By Amber-Dawn Davison
Every summer, rainbow flags fly in cities across the country marking the nationwide Canada Pride celebration. People from every culture, gender, and sexual orientation gather to celebrate the LGBT community as an integral part of Canadian society. But beneath the swirls of colour and vibrant pageantry lies a deeper reason for festivity: just 50 years ago, homosexuality was illegal in Canada.
Until 1967, no government had yet questioned that homosexuality was a sin. A young Pierre Trudeau, Justice Minister at the time, took the oft-quoted stance that “the state has no business in the bedrooms of the nation.” He proposed amending the Criminal Code of Canada to decriminalise homosexual acts between consenting adults in private, “separating the idea of sin and the idea of crime.”
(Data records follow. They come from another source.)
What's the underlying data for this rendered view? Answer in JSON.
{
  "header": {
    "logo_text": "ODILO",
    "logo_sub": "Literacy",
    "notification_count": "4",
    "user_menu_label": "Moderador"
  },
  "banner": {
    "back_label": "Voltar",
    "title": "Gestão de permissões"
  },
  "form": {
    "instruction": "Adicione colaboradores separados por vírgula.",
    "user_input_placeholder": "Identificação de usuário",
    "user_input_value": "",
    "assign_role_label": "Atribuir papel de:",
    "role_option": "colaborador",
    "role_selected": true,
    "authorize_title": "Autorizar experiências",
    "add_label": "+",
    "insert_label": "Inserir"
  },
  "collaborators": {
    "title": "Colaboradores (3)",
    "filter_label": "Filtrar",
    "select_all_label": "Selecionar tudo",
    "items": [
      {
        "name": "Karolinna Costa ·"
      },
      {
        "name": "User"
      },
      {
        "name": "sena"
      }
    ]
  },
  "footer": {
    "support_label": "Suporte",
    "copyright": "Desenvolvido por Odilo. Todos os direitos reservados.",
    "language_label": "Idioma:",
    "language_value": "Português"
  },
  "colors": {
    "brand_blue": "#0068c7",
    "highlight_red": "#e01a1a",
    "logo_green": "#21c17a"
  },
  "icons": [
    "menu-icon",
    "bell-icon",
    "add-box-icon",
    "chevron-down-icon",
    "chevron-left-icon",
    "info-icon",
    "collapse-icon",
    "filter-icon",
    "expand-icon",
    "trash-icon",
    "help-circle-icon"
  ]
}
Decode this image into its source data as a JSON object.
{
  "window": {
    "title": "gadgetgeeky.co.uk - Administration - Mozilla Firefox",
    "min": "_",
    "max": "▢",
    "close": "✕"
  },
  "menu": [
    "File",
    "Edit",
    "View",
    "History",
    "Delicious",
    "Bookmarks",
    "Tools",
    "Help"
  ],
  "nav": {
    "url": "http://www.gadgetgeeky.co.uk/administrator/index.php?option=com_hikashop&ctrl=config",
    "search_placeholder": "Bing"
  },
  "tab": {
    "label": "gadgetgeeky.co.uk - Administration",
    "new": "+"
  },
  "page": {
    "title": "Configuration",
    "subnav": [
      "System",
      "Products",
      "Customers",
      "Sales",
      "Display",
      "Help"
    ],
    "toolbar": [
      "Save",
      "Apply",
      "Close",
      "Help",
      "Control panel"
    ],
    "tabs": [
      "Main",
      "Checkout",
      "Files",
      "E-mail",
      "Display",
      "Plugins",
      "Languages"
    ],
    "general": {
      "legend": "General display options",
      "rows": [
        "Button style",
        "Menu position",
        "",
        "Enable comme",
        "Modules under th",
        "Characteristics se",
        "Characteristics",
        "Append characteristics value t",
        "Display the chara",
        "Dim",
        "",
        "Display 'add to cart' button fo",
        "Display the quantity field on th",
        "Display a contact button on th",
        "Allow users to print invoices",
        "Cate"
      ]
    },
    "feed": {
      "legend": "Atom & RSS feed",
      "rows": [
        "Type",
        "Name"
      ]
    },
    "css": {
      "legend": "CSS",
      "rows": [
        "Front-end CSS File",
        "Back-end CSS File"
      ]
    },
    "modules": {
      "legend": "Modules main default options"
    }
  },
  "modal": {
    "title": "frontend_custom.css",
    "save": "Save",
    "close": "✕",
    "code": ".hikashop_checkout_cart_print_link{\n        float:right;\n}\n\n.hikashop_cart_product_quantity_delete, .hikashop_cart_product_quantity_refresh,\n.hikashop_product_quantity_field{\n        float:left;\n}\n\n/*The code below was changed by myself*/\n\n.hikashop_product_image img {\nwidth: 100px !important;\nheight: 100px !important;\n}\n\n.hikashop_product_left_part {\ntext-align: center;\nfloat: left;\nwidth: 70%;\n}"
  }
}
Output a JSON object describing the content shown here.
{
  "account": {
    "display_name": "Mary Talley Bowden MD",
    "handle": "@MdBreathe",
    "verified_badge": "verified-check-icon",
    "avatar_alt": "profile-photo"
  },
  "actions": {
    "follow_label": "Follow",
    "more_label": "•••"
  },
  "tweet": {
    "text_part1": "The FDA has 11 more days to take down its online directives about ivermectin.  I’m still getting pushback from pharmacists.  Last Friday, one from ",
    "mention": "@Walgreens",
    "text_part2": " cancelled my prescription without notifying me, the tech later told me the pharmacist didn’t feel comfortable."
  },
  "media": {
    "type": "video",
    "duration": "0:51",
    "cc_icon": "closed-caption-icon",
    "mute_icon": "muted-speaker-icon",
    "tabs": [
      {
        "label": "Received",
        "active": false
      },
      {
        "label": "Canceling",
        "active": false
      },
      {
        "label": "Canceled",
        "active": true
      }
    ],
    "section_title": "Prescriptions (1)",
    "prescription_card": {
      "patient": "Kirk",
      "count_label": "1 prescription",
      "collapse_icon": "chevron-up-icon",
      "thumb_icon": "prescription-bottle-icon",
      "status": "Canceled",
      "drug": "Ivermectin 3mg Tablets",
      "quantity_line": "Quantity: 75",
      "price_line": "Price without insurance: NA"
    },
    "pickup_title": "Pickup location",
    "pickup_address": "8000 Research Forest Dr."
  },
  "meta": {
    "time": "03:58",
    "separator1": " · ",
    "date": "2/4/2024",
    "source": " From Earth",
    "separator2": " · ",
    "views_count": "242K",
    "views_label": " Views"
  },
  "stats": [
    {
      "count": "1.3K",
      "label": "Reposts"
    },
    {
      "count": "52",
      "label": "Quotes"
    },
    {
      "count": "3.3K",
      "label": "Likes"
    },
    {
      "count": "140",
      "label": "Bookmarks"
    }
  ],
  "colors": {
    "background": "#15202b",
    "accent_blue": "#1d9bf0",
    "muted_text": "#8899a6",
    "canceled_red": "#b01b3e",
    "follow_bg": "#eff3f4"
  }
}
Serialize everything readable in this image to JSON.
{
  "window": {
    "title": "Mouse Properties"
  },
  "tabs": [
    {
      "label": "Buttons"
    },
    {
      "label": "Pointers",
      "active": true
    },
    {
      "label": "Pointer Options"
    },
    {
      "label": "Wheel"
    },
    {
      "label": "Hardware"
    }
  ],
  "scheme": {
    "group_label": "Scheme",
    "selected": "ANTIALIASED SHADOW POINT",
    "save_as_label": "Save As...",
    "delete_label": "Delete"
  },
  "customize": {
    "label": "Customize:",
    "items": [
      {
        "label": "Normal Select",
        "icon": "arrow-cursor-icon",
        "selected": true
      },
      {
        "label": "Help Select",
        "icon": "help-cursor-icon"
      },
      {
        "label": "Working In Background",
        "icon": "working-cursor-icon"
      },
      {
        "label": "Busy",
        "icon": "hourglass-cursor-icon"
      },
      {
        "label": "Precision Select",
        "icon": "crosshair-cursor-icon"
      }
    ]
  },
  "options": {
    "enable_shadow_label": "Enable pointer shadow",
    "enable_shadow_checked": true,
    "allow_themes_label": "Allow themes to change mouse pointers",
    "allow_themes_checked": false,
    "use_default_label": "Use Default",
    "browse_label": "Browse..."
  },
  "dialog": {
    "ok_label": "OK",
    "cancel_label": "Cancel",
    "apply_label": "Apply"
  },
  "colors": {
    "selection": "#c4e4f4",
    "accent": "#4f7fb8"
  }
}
In 1969, newly elected Prime Minister Trudeau saw his proposal enacted into law. That one amendment triggered a series of political, legal and social changes that led to Canada in 2005 becoming the fourth county in the world to change the legal definition of marriage, extending the right to gay couples.
Peter Maloney, a Lawyer and former politician with Pierre Trudeau’s Liberal party, was one of the first Canadian political figures to publicly come out as gay. He remembered that before 1967, to be labelled as gay was akin to being called a dangerous sex offender, and often destroyed professional reputations and personal lives.
“Before that point, if I had even asked a same-sex person to engage in sexual behaviour, that was a criminal offence,” he recalls. “You had to be pretty bold if you wanted to engage in sexual behaviour, and you had to be pretty sure of who you were talking to or you could wind up in jail.”
The decriminalisation of homosexuality was critical to LGBT Canadians becoming socially accepted and treated as equal under the law. Judy Girard, who teaches human rights practice in civil society at Carleton University says that other pieces of legislation like the 1982 Charter of Rights and Freedoms were more powerful, but the 1969 amendment was symbolically fundamental and led to other discriminatory legislation across the country being struck down.
“Once we were ‘legal’, so to speak, it became clear that we deserved rights and freedoms which were available to all other Canadians,” says Girard. “With one stroke of a pen, Pierre Trudeau caused every jurisdiction in Canada to comply. Those of us who were pressing for changes one piece of legislation at a time saw a watershed of progress.”
LGBT rights grew over the next twenty years, ending one by one many discriminatory practices in both Canadian law and society. By the late 90s, heterosexual biases were erased from most legislative documents, replaced by legal protections against discrimination based on sexual orientation. Then, in 2005 same sex marriage was legalized.
Fifty years after Pierre Trudeau’s 1967 proposal, both Girard and Maloney agree that some inequities still persist. For instance, the difference in the age of consent for anal sex for heterosexual couples versus homosexual couples, and the “blood ban” that prevents gay men from donating blood unless they have abstained from sexual intercourse for a year prior. However, Trudeau Jr. seems intent on fixing those problems.
“We have made great strides in securing legal rights for the LGBTQ2 community in Canada,” he said in a November 2016 press release. “But the fight to end discrimination is not over and a lot of hard work still needs to be done.” The same release announced the appointment of openly gay MP Randy Boissonnault as a Special Advisor on LGBTQ2 issues to work on those inequities, and help shape a government apology to the gay community for past injustices.
In contrast to the civil rights issues unfolding across Canada’s southern border, Trudeau’s open and equitable treatment of LGBT rights is comforting to LGBT people all over the world. In his own words, “Canadians know our country is made stronger because of our diversity, not in spite of it.”